1917’deki Balfour deklarasyonundan itibaren İngilizlerin koordinasyonuyla ilkin Yahudi nüfus yığınağı ile fiili olarak ve 2. Dünya Savaşı ardındansa devletleştirilen İsrail, 1967’den itibaren tüm Filistin topraklarında sürekli işgale dayalı vahşi bir politika izliyor...
Şimdiyse sıra Kudüs’te ve Mescid-i Aksa’da... Tarihi arkeolojik araştırmalar yaptığını iddia ederek altını oyduğu Mescid-i Aksa’da sebep olduğu çöküntülerin yanı sıra, güvenlik bahanesiyle sık sık kapattığı Cami’de sistemli bir yıldırma politikası izliyor... Hem kendi fanatikleri aracılığıyla Camiye ve namaz kılmaya gelen Müslümanlara bilinçli saldırılar tertip ediyor. Sonra da güvenlik yok diyerek güya askeri önlemler aracılığıyla işgalini adım adım tamamlıyor...
Uluslararası antlaşmalar çerçevesinde Müslümanlara ait olduğu halde Mescid-i Aksa’yı da tıpkı El-Halil’deki gibi bir, de-facto ile ikiye bölecek. Oysa ne Kudüs ne de Mescid-i Aksa İsrail’in değildir...

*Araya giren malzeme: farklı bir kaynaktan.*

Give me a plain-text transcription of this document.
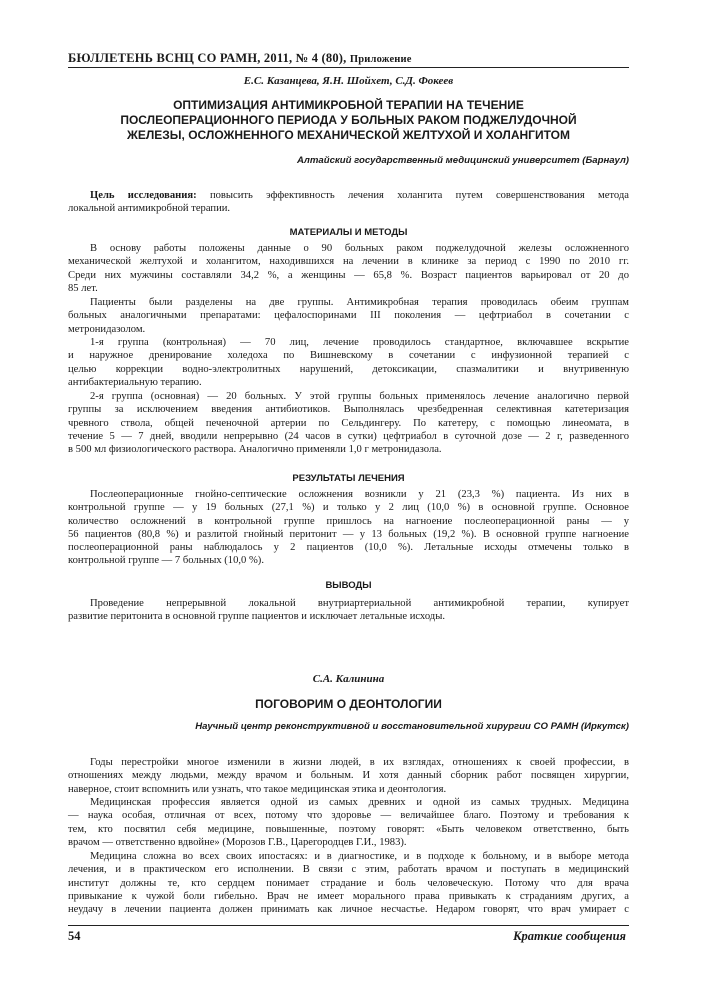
БЮЛЛЕТЕНЬ ВСНЦ СО РАМН, 2011, № 4 (80), Приложение
Е.С. Казанцева, Я.Н. Шойхет, С.Д. Фокеев
ОПТИМИЗАЦИЯ АНТИМИКРОБНОЙ ТЕРАПИИ НА ТЕЧЕНИЕ
ПОСЛЕОПЕРАЦИОННОГО ПЕРИОДА У БОЛЬНЫХ РАКОМ ПОДЖЕЛУДОЧНОЙ
ЖЕЛЕЗЫ, ОСЛОЖНЕННОГО МЕХАНИЧЕСКОЙ ЖЕЛТУХОЙ И ХОЛАНГИТОМ
Алтайский государственный медицинский университет (Барнаул)
Цель исследования: повысить эффективность лечения холангита путем совершенствования метода
локальной антимикробной терапии.
МАТЕРИАЛЫ И МЕТОДЫ
В основу работы положены данные о 90 больных раком поджелудочной железы осложненного
механической желтухой и холангитом, находившихся на лечении в клинике за период с 1990 по 2010 гг.
Среди них мужчины составляли 34,2 %, а женщины — 65,8 %. Возраст пациентов варьировал от 20 до
85 лет.
Пациенты были разделены на две группы. Антимикробная терапия проводилась обеим группам
больных аналогичными препаратами: цефалоспоринами III поколения — цефтриабол в сочетании с
метронидазолом.
1-я группа (контрольная) — 70 лиц, лечение проводилось стандартное, включавшее вскрытие
и наружное дренирование холедоха по Вишневскому в сочетании с инфузионной терапией с
целью коррекции водно-электролитных нарушений, детоксикации, спазмалитики и внутривенную
антибактериальную терапию.
2-я группа (основная) — 20 больных. У этой группы больных применялось лечение аналогично первой
группы за исключением введения антибиотиков. Выполнялась чрезбедренная селективная катетеризация
чревного ствола, общей печеночной артерии по Сельдингеру. По катетеру, с помощью линеомата, в
течение 5 — 7 дней, вводили непрерывно (24 часов в сутки) цефтриабол в суточной дозе — 2 г, разведенного
в 500 мл физиологического раствора. Аналогично применяли 1,0 г метронидазола.
РЕЗУЛЬТАТЫ ЛЕЧЕНИЯ
Послеоперационные гнойно-септические осложнения возникли у 21 (23,3 %) пациента. Из них в
контрольной группе — у 19 больных (27,1 %) и только у 2 лиц (10,0 %) в основной группе. Основное
количество осложнений в контрольной группе пришлось на нагноение послеоперационной раны — у
56 пациентов (80,8 %) и разлитой гнойный перитонит — у 13 больных (19,2 %). В основной группе нагноение
послеоперационной раны наблюдалось у 2 пациентов (10,0 %). Летальные исходы отмечены только в
контрольной группе — 7 больных (10,0 %).
ВЫВОДЫ
Проведение непрерывной локальной внутриартериальной антимикробной терапии, купирует
развитие перитонита в основной группе пациентов и исключает летальные исходы.
С.А. Калинина
ПОГОВОРИМ О ДЕОНТОЛОГИИ
Научный центр реконструктивной и восстановительной хирургии СО РАМН (Иркутск)
Годы перестройки многое изменили в жизни людей, в их взглядах, отношениях к своей профессии, в
отношениях между людьми, между врачом и больным. И хотя данный сборник работ посвящен хирургии,
наверное, стоит вспомнить или узнать, что такое медицинская этика и деонтология.
Медицинская профессия является одной из самых древних и одной из самых трудных. Медицина
— наука особая, отличная от всех, потому что здоровье — величайшее благо. Поэтому и требования к
тем, кто посвятил себя медицине, повышенные, поэтому говорят: «Быть человеком ответственно, быть
врачом — ответственно вдвойне» (Морозов Г.В., Царегородцев Г.И., 1983).
Медицина сложна во всех своих ипостасях: и в диагностике, и в подходе к больному, и в выборе метода
лечения, и в практическом его исполнении. В связи с этим, работать врачом и поступать в медицинский
институт должны те, кто сердцем понимает страдание и боль человеческую. Потому что для врача
привыкание к чужой боли гибельно. Врач не имеет морального права привыкать к страданиям других, а
неудачу в лечении пациента должен принимать как личное несчастье. Недаром говорят, что врач умирает с
54	Краткие сообщения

Her şey biz birbirimize düşüp birbirimize kıyarken gerçekleşiyor oysa... Mezhep savaşlarımız, etnik kavmiyetçi kavgalarımız, meşrep ve üslup farklılıklarımızdan doğan sert çatışmalarımız arasında gözlerimiz bağlanıyor... Ve Mescid-i Aksa bizler birbirimizi yiyip didişirken bir kıyamet manifestosu gibi sarsılıyor...
***
Her şey üst üste. Sanki kıyametin içinden geçiyoruz.
Şehit cenazelerimizin selaları yürekler yakarken... Saflar halinde diziliyoruz sancağa sarılmış gençlerimizin önünde... ‘’Helal Olsun’’ diye seslenirken, ‘’oğulveren’’ bir kovan gibiyiz.
Her şey üst üste. Sanki kıyametin içinden geçiyoruz.
Şimdilerde küsmüş, ama birbirlerine akraba dağların çocuklarıyız oysa hepimiz...
Bereketli güneşler altında yan yana uzanmış bağların, aynı denizlere dökülen nehirlerin çocuklarıyız. Aynı evin parlak pencerelerinden sarkan rengarenk çiçekleridir evlatlarımız...
Karlı gecelerde anlatılan kardeş masalların, ekinler biçilirken kalplerden taşan kardeş umutların... Sis bastığında kaybolmamak için söylenen kardeş şarkıların, kardeş korkuların da evladıyız...
İşte buradayız hepimiz.
Ölüm bizi alıncaya kadar işte buradayız...
***
Her şey üst üste. Sanki kıyametin içinden geçiyoruz.
Kıldan ince kılıçtan keskin bir sırat köprüsüdür şimdi, milyonlarca mülteciye, evimiz barkımız yurdumuz bizim. Kadere razı, yazıya kolay, isimleri yok-sayıları var, tam 2 milyon mülteci, henüz durmamış halen atar kalpleri. Hicrettir bu. Hicrandır. Sualdir, ev ve yurt sahiplerine sorulan...
Biraz Safa ile Merve arasında koşan Hacer Anamızdan...
Biraz Mekke’den Medine’ye varan Güller Padişahının hatırasından...
Yüce Allah’ın biz’i biz’liğimizle sınamasından...
Millet-i İbrahim olabilmenin gayretinden...
Yükselen, açık ve kısa bir sorudur şimdi Ümmetin Muhacirleri...
***
Her şey üst üste. Sanki kıyametin içinden geçiyoruz...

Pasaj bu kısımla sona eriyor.